8. Eleutherococcus Sieboldianus (Fiveleaf Aralia)
An adaptable and durable shrub is suitable in a wide range of soils (sandy, loamy, clay), even if the soil is nutritionally poor.
This plant thrives under full sun to shade environments and has good tolerance to drought, shearing, and pollution.
They are a species of the family Araliaceae, native to the Anhui province in China.
They are first introduced as ornamental plants in North America.
These shrubs can grow up to 8 feet tall; the small greenish-white flowers blossom in late spring and early summer between May and June.
They have thorns, making them a good candidate for landscape designers to use as security planting, setting barriers, or borders.
9. Polystichum Acrostichoides (Christmas Fern)
You will often see mass planting of these ferns on slopes (dryish or rocky) as they are excellent for preventing soil erosions.
They can also be used for foundation planting, along the walls, or as borders since they are resistant to fire.
This evergreen fern gets its name because it stays green throughout the year, even during Christmas.
They are resistant to Deer, Rabbits, and Squirrels though they attract Ruffed Grouse, and Songbirds use them to build their nests.
Due to their sensitivity, these plants do best in well-draining soil with plenty of organic matter and shade from harsh sunlight.
They cannot handle clay soils and shouldn’t be juddering around near standing water.
10. Platycodon Grandiflorus (Balloon Flower)
These clump-forming plants are common throughout Japan, China, the Korean peninsula, and eastern Siberia.
Depending on their natural habitat preference, they can grow in mountain areas or fields.
They’re an excellent plant for the sun! You can grow them in full sunlight to part shade with good results.
Root rot may occur in overly moist soils.
Rarely exceed 2.5 feet in height when fully grown; these plants bloom between June and August during the Summer period.
The balloon-like swelling is something that you won’t see on other plants, and it’s sure to catch your eye!
To get the most flowers from this plant, plant them in full sun with at least six hours of sunlight on most days.
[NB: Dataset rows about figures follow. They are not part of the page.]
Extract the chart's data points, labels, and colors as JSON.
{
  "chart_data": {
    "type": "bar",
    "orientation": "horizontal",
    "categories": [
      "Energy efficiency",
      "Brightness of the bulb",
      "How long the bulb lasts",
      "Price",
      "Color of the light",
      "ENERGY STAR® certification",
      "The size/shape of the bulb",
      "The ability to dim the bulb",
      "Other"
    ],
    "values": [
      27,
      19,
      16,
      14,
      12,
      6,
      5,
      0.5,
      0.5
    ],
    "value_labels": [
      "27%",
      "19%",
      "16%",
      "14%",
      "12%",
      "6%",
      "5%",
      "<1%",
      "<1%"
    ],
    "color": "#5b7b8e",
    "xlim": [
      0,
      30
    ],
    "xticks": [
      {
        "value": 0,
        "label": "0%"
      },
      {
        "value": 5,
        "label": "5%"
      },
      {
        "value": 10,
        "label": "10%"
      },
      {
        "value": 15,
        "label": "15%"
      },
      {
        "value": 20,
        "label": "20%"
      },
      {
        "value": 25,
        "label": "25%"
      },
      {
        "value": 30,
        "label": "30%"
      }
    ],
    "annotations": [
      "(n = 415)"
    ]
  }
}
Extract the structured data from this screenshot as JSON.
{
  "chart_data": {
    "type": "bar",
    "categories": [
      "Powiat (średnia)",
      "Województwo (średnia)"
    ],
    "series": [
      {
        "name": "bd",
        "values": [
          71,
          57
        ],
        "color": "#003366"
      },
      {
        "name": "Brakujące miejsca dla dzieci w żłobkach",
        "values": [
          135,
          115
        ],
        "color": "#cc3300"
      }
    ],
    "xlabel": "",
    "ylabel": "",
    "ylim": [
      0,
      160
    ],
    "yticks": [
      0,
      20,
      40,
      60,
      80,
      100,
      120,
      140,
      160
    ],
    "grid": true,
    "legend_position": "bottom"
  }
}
Deciding what plant to grow under a Cedar Tree can be difficult, but it’s worth the effort.
You’ll find many options available, and you should do your research before deciding which is best for you.
When choosing plants for placement near Cedar trees, consider their light requirements and soil conditions; these factors will affect whether or not they thrive in this environment.
As always, patience is key with gardening, so don’t rush into planting any seedlings just yet.
Instead, make sure to pay attention to how much sun each type requires and if they’ll grow in moist.